Monday, May 12, 2014

Share Your Photos of Picking Up After Your Dog!

Every time it rains, pet waste that is not picked up is washed into storm drains and directly into the James River without being treated. Dog waste is a source of e. coli, giardia, salmonella, roundworms and hookworms. These pollutants are harmful to humans, the James River and the Chesapeake Bay.

Pick up dog waste, whether it’s in your yard or at the park or on the sidewalks. Protect the James River and Pick Up the Poop – Don’t Pollute.

Send photographs of you and your dog to utilitybuddy at with the sign I Pick Up After [Dog’s Name] and we’ll share them on our Twitter and Facebook pages.

Gay picks up after Lexy!

Friday, May 9, 2014

Rain Barrel Winners

The winning barrels for the "Build a Barrel. Save the Bay" decorating contest are:

Best Environmental - Swansboro Elementary (left)
Most Outrageous - E.H.S. Greene Elementary (middle)
Most Creative - Bellevue Elementary (right)

The winners were announced Earth Day, April 26 at the 17th Street Farmers' Market. Each of the winning classes will receive an ice cream social.

Friday, May 2, 2014

Lynchburg Train Derailment Did Not Impact City's Water Supply

Information Concerning City's Water Supply following train derailment

The city is continuing to provide safe drinking water from the James River.
We have also taken precautionary measures to ensure that our citizens remains safe.
Following the train derailment in Lynchburg, VA, oil absorption booms were placed at the opening of the Kanawha Canal and other locations (a total of five ) to protect the city's water supply.  Water testing thus far has not yielded any residual oil and we will continue to test our water supply on a daily basis.

As an added measure, we have also filled the Kanawha Canal up from the James River in the unlikely event that we may need to isolate the canal and draw water from an alternative source.

The City is confident that the measures that have been employed will ensure that our water supply remains safe.

Thursday, May 1, 2014

Oil Spill FAQs

What happened?

CSX train cars carrying crude oil derailed in Lynchburg Virginia, dumping its contents into the James River, where it caught on fire.  DPU received this information at approximately 2:44 p.m. on April 30, 2014. Lynchburg is two hours west of Richmond.

Does this impact city of Richmond drinking water since Richmond gets its water from the James River?

Currently there has been no impact to Richmond’s drinking water source. There is no evidence that any residual oil has made its way to Richmond. However as a precautionary measure, oil absorption booms have been placed at the opening of the Kanawha Canal and other locations to catch any residual oil that might reach it.
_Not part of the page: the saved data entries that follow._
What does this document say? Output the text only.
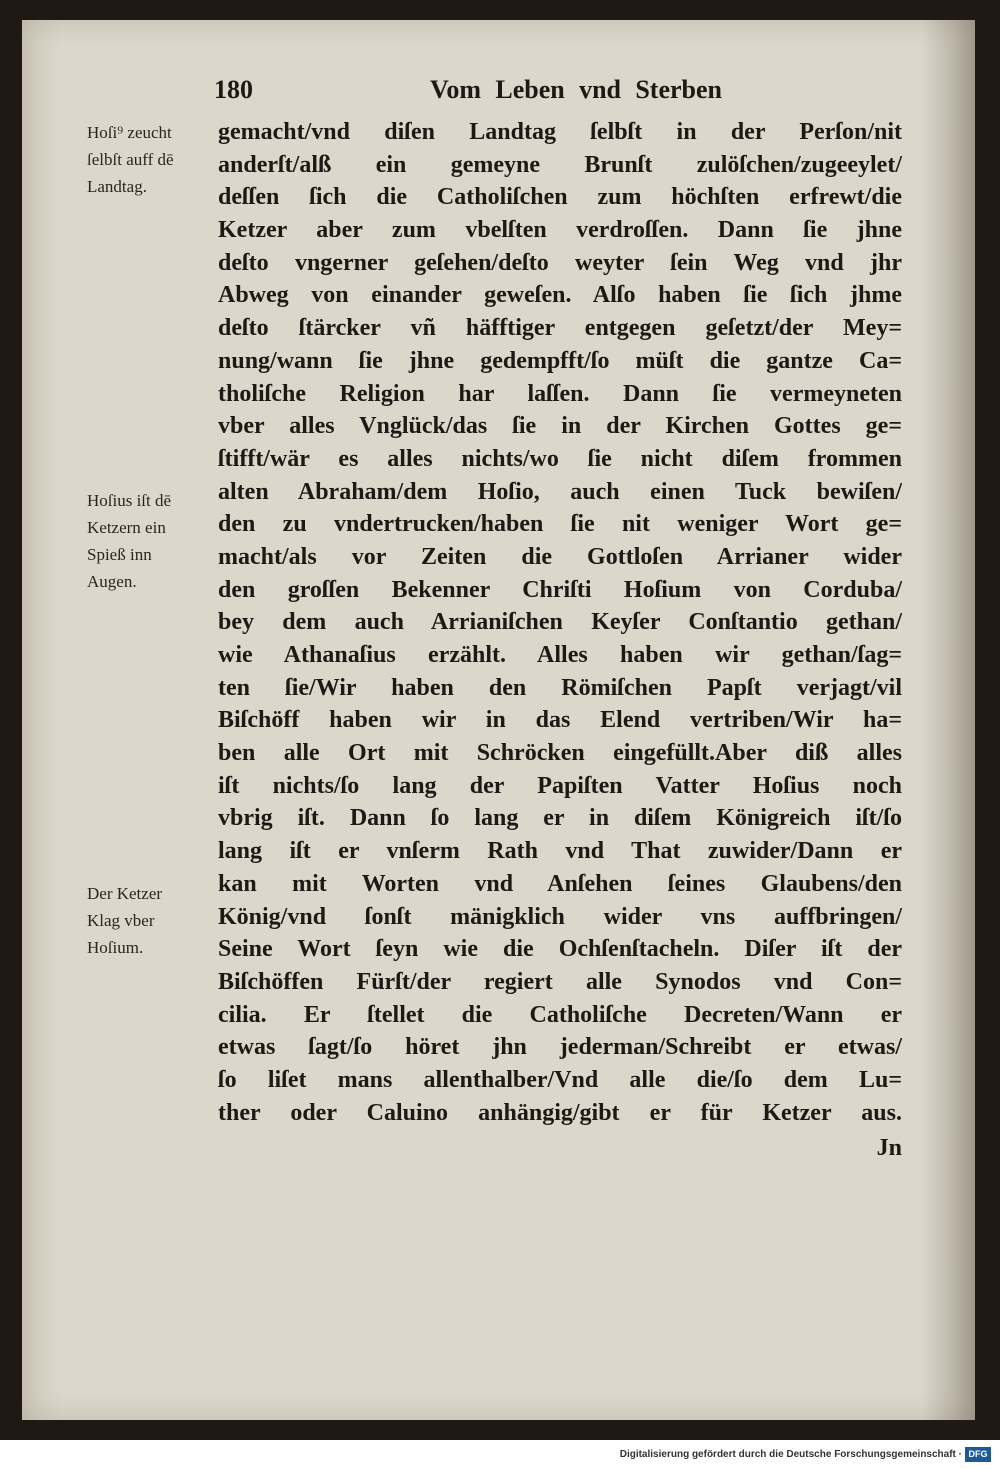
180	Vom Leben vnd Sterben
Hoſi⁹ zeucht
ſelbſt auff dē
Landtag.
Hoſius iſt dē
Ketzern ein
Spieß inn
Augen.
Der Ketzer
Klag vber
Hoſium.
gemacht/vnd diſen Landtag ſelbſt in der Perſon/nit
anderſt/alß ein gemeyne Brunſt zulöſchen/zugeeylet/
deſſen ſich die Catholiſchen zum höchſten erfrewt/die
Ketzer aber zum vbelſten verdroſſen. Dann ſie jhne
deſto vngerner geſehen/deſto weyter ſein Weg vnd jhr
Abweg von einander geweſen. Alſo haben ſie ſich jhme
deſto ſtärcker vñ häfftiger entgegen geſetzt/der Mey=
nung/wann ſie jhne gedempfft/ſo müſt die gantze Ca=
tholiſche Religion har laſſen. Dann ſie vermeyneten
vber alles Vnglück/das ſie in der Kirchen Gottes ge=
ſtifft/wär es alles nichts/wo ſie nicht diſem frommen
alten Abraham/dem Hoſio, auch einen Tuck bewiſen/
den zu vndertrucken/haben ſie nit weniger Wort ge=
macht/als vor Zeiten die Gottloſen Arrianer wider
den groſſen Bekenner Chriſti Hoſium von Corduba/
bey dem auch Arrianiſchen Keyſer Conſtantio gethan/
wie Athanaſius erzählt. Alles haben wir gethan/ſag=
ten ſie/Wir haben den Römiſchen Papſt verjagt/vil
Biſchöff haben wir in das Elend vertriben/Wir ha=
ben alle Ort mit Schröcken eingefüllt.Aber diß alles
iſt nichts/ſo lang der Papiſten Vatter Hoſius noch
vbrig iſt. Dann ſo lang er in diſem Königreich iſt/ſo
lang iſt er vnſerm Rath vnd That zuwider/Dann er
kan mit Worten vnd Anſehen ſeines Glaubens/den
König/vnd ſonſt mänigklich wider vns auffbringen/
Seine Wort ſeyn wie die Ochſenſtacheln. Diſer iſt der
Biſchöffen Fürſt/der regiert alle Synodos vnd Con=
cilia. Er ſtellet die Catholiſche Decreten/Wann er
etwas ſagt/ſo höret jhn jederman/Schreibt er etwas/
ſo liſet mans allenthalber/Vnd alle die/ſo dem Lu=
ther oder Caluino anhängig/gibt er für Ketzer aus.
Jn
Digitalisierung gefördert durch die Deutsche Forschungsgemeinschaft · DFG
Is Richmond testing the water to ensure it is safe?

Yes. To date (May 1, 2014) our testing has not yielded any residual oil. Richmond routinely tests the water multiple times throughout each day.

Is Richmond’s drinking water safe?

Absolutely. The city continues to pull its water supply from the James River. The water is safe to drink and we will ensure that it stays that way.

What is the city’s plan if oil contamination makes its way to Richmond?
As a precautionary measure, we have filled the Kanawha Canal up from the James River prior to any oil arriving. While there is no evidence of an oil sheen, in the very unlikely event there is, we can isolate the canal and pull water from it as our water source.

What other agencies is the city in communication with?

The city of Richmond is in touch with our counterparts in the surrounding counties, as well as the Richmond Health District, Office of Emergency Management, and the Department of Environmental Quality. We continue to monitor the situation as it unfolds.